The taxi swung onto Southwark Bridge. Bill had the poems in his lap and occasionally raised a page to his face, muttering lines. A soft warm rain made shaded patterns on the river, bands of wind-brushed shimmer.
Charlie said, 'About this fellow.'
'Who?'
'The fellow in Athens who initiated the whole business. I'd like to get your sense of the man.'
'Is he Lebanese?'
'Yes. A political scientist. He says he's only an intermediary, with imperfect knowledge of the group in Beirut.
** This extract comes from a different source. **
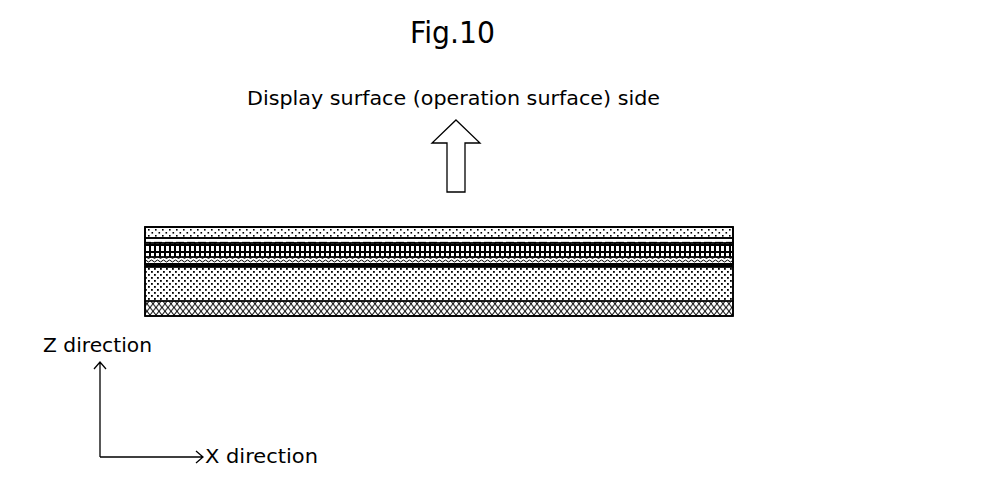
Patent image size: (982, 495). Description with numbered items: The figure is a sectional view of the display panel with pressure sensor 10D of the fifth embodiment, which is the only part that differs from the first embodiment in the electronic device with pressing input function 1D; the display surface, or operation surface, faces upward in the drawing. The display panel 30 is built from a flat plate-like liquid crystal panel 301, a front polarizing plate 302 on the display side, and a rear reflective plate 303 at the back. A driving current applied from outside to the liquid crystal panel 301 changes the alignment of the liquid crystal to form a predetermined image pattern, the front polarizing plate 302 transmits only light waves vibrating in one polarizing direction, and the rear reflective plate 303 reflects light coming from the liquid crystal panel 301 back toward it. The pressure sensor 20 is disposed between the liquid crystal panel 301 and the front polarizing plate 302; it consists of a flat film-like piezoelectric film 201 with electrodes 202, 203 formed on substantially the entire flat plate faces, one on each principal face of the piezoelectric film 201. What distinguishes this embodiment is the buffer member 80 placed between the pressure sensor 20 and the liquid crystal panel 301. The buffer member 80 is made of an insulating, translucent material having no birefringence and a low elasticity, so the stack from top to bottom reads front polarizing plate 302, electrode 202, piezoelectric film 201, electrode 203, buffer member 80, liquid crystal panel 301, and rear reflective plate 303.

Claims they're eager to release the hostage.'
'Are they a new fundamentalist element?'
'They're a new communist element.'
'Are we surprised?' Bill said.
'There's a Lebanese Communist Party. There are leftist elements, I understand, aligned with Syria. The PLO has always had a Marxist component and they're active again in Lebanon.'
'So we're not surprised.'
'We're not unduly surprised.'
'I depend on you to tell me when we're surprised.'
Two detectives met them in a deserted street not far from Saint Saviours Dock. There was renovation in progress in the area but the buildings here were still intact, mainly red brick structures with hoists and loading bays.